MCS-178: Introduction to Computer Science II
Max Hailperin, Fall 2001

Due: October 23rd, at the beginning of class

Pre-lab

In this lab, you will be applying the technique of memoization to the particular problem of breaking a paragraph into lines. Since this is covered in section 12.6 of the textbook, you should read that section.

Important reminders

Be sure to test your procedures individually as you go, rather than only testing them as they are used by the ultimate paragraph formatting procedure. You are expected to report on how you test your procedures in your report, so be sure to keep track as you go.

Also, please remember that the code from the book is available on the web at http://www.gustavus.edu/~max/concabs/code/, so that you don't need to type in the definitions that are in the book.

In Lab

  1. Do exercises 12.20 and 12.21, from page 408-409.

  2. Do exercises 12.22 and 12.23, from page 409.

  3. Do exercise 12.24, from page 410.

  4. Do exercise 12.25 from page 411. As a source of test data, http://www.gustavus.edu/~max/concabs/code/paragraph.scm contains a definition of words as a list of words (i.e., a list of strings). Start by trying to use the first 15 words from that list, breaking them into lines of maximum length 15 characters. To get the first 15 words (or any number) from the words list, you can use the first-elements-of procedure from chapter 7, which is in http://www.gustavus.edu/~max/concabs/code/chap7.scm. See how long it takes to break these first 15 words into lines. You can view the result of the line-breaking more visually by applying the procedure display-lines to the result; this procedure is defined in the paragraph.scm file. It takes a list of list of strings, one per line, such as make-lines should be producing.

    Now try scaling the maximum line length up from 15, and (independently) try scaling up the number of words beyond 15. How rapidly does the time increase?

  5. Do exercise 12.26 on page 412. Make sure that your new procedure produces the same results as the old one. Now compare its performance with that of the non-memoized version, again increasing both the maximum line length and number of words. In addition to comparing performance in the same range of problem sizes, see how the memoized version performs on problem sizes that were too big to test with the non-memoized version.
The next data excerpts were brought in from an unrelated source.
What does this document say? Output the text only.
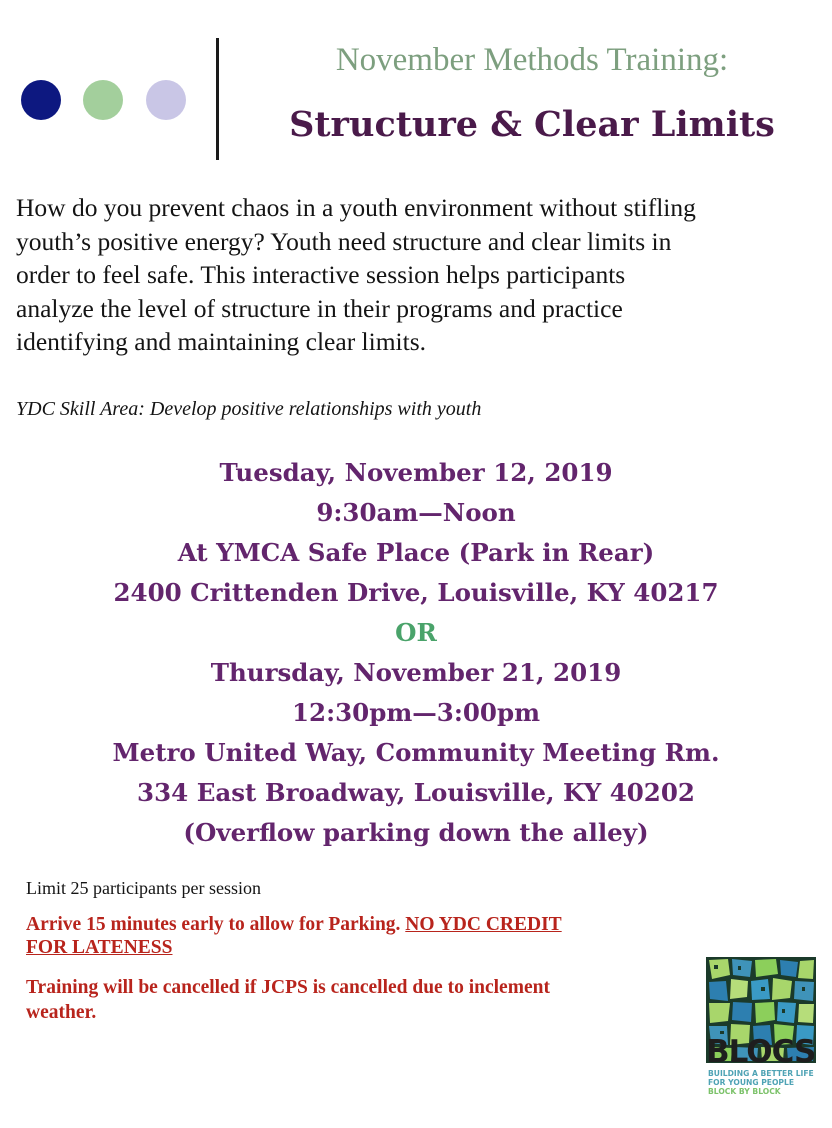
November Methods Training:
Structure & Clear Limits
How do you prevent chaos in a youth environment without stifling
youth’s positive energy? Youth need structure and clear limits in
order to feel safe. This interactive session helps participants
analyze the level of structure in their programs and practice
identifying and maintaining clear limits.
YDC Skill Area: Develop positive relationships with youth
Tuesday, November 12, 2019
9:30am—Noon
At YMCA Safe Place (Park in Rear)
2400 Crittenden Drive, Louisville, KY 40217
OR
Thursday, November 21, 2019
12:30pm—3:00pm
Metro United Way, Community Meeting Rm.
334 East Broadway, Louisville, KY 40202
(Overflow parking down the alley)
Limit 25 participants per session
Arrive 15 minutes early to allow for Parking. NO YDC CREDIT
FOR LATENESS
Training will be cancelled if JCPS is cancelled due to inclement
weather.
BLOCS
BUILDING A BETTER LIFE
FOR YOUNG PEOPLE
BLOCK BY BLOCK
  6. Take careful quantitative performance measurements, using the timing procedure in the file ~mc27/public/time.scm; this is the one you used in the MCS177 lab concerning perfect numbers. You could also make your own variation on the timing procedure if you wanted somewhat different features. Don't include the actual displaying of the lines in what you time. After all, the displaying time should be the same, regardless of the method used to calculate the line breaks. It is a matter of general experimental methodology to not measure more than what you are interested in, because you would let in more sources of extraneous variation ("noise") without gaining any benefit.

Postlab

Write up a lab report that explains the final product plus any conclusions you have drawn from your data. It would be good to present quantitative data graphically (by, for instance, plotting running time as a function of number of words) to make it easy to interpret. (You can use semi-log and regular graph paper found in http://www.gac.edu/~wolfe/courses/graph-paper/.) You should attempt to compare the performance empirically of the two versions of the program (one with and one without memoization) using your experimental results.